My father booked my flight from New York to Minneapolis for fear that I would not have time to take the 9:40 JetBlue flight every day. “Annabel, I know how these airports work,” he told me – which he does, having been a long-time transatlantic commercial pilot himself. He even went so far as to check the arrival history for the Emirates flight I was on – “It’s been consistently delayed.

He emailed me my itinerary months in advance, and I had no trouble checking exactly where I was staying. He’s usually pretty good at these things, so intuitive that I didn’t think twice about how to get where I was going. But when I plugged the address into Uber, an hour-and-a-half-long driver showed up, followed by four times the fare I expected. My father booked me into a hotel at LaGuardia Airport, and I landed at John F. Kennedy Airport. Normally, I would have been able to handle this sort of thing, except that this is the moment my dad chose to let me know that my beloved dog – Tippy, a Lhasa Apso, had gotten me a first-grade friend – had gone to the vet in borderline kidney failure. After crying my eyes out the entire 90-minute drive, things got worse when I discovered that the hotel room overlooked a cemetery, not just any cemetery, but a vast plot of land where no less than 210,000 people were buried. God, I thought, am I going to get a tombstone for Tippy?

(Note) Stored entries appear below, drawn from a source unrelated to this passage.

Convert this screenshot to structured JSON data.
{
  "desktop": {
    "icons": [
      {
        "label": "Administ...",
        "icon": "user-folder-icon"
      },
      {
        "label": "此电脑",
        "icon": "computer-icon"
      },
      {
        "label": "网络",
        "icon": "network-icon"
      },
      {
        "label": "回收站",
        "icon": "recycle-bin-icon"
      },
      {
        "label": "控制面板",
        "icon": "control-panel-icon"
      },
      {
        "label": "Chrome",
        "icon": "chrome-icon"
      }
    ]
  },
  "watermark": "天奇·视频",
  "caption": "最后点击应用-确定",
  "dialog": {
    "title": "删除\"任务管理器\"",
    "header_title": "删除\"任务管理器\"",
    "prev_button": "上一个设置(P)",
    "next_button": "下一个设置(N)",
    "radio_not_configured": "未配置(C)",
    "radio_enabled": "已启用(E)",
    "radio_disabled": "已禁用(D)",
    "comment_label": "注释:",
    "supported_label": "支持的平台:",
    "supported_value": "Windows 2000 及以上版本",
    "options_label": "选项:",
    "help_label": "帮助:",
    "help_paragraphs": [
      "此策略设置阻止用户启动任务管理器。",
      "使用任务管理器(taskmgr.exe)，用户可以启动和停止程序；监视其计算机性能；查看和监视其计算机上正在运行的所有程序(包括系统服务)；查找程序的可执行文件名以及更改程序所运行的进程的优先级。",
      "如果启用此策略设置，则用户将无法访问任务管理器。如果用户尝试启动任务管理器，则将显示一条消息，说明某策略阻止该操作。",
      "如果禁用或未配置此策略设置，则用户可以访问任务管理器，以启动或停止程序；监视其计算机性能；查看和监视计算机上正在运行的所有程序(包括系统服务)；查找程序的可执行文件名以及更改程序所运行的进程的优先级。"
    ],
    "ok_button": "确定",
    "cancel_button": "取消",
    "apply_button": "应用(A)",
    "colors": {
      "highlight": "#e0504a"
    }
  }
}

i don’t understand How do I get into these travel fiascos? -Although this is mild by my standards, it all works out in the end. My dog, being the stubborn creature that she is, crawled out, I moved to Minnesota and learned to double check everything – my dad, a professional hiker.

– Annabelle Moore

Unless you’re forced by oppressive airline weight limits to move the contents of your luggage from one suitcase to another on a raw, dry airport floor as two Air Canada employees gleefully watch, until you accidentally drop that one pair of underwear. You were supposed to drop it three years ago but somehow never did and now every traveler who passes you on the ground knows this about you. It was the bomb, you’ll never know shame until you’ve had it all.

– Hannah Mark

My trip to Greece was full of cancellations and delays and missed connections, leaving Nashville on a canceled flight the night before. The airline rebooked me fairly quickly for a vacation flight via DC, but as I was freezing at my empty gate in Dulles, they announced that my flight to Montreal had been delayed, meaning I would miss my direct connection to Athens.

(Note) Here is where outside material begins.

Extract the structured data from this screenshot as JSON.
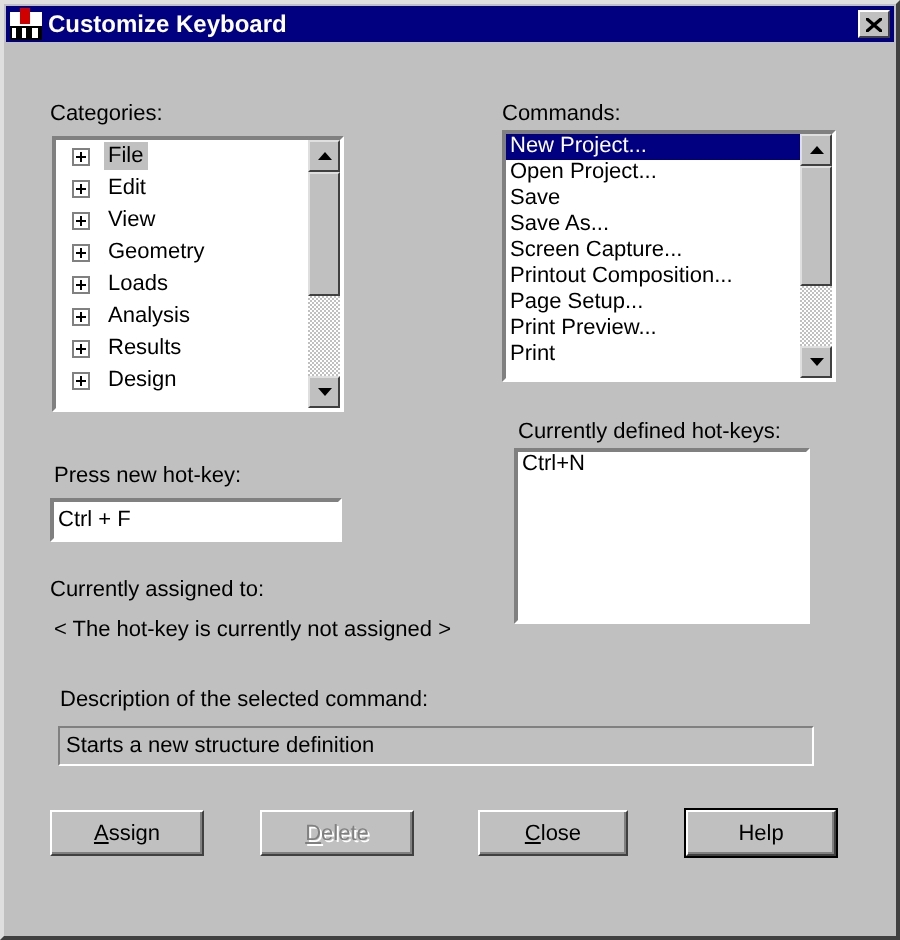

Back then, I was tempted to just go back home – I was still in America. However, before Athens I went to Montreal on a flight to Frankfurt. Of course the flight was delayed. On top of that, a family of four had to be dumped on the pavement. Still, I thought I would make the next connection, but I didn’t. The six hours I lived in Germany were not a pleasant surprise. I had to re-enter security thinking I had explosives in my bag. I finally arrived at Athens airport twelve hours later than planned.

This was my first trip abroad, and I thought to myself, “At least my trip home can’t be any worse.” Worst of all – I was stuck in Germany for three days. Fun highlights: Embarrassing attempt to hail a taxi, brushing my teeth with hand soap, canceled a three-hour line. My last trip was at the Frankfurt airport (there are only four stamps on my passport), I saw each of my three bags and my body quietly left. In addition to the random secondary security check at the gate. I finally made it to Chicago, one flight away from home, another three-hour long customs line, with untied shoes and a five-minute run through O’Hare to board. I finally got home in mid-July, but my luggage was still lost in the ether.

Overall, my study abroad experience was extremely positive – including my Covid-19 diagnosis.

– Abigail Dixon




EDA AKER


Edda Acker covers Yale Law School and writes for WKND. She is a sophomore at Timothy Dwight College majoring in Global Affairs.

Abigail Dixon




Abigail Dixon is a staff reporter for WKND. Originally from Kentucky, she is a sophomore majoring in humanities at Pierson College.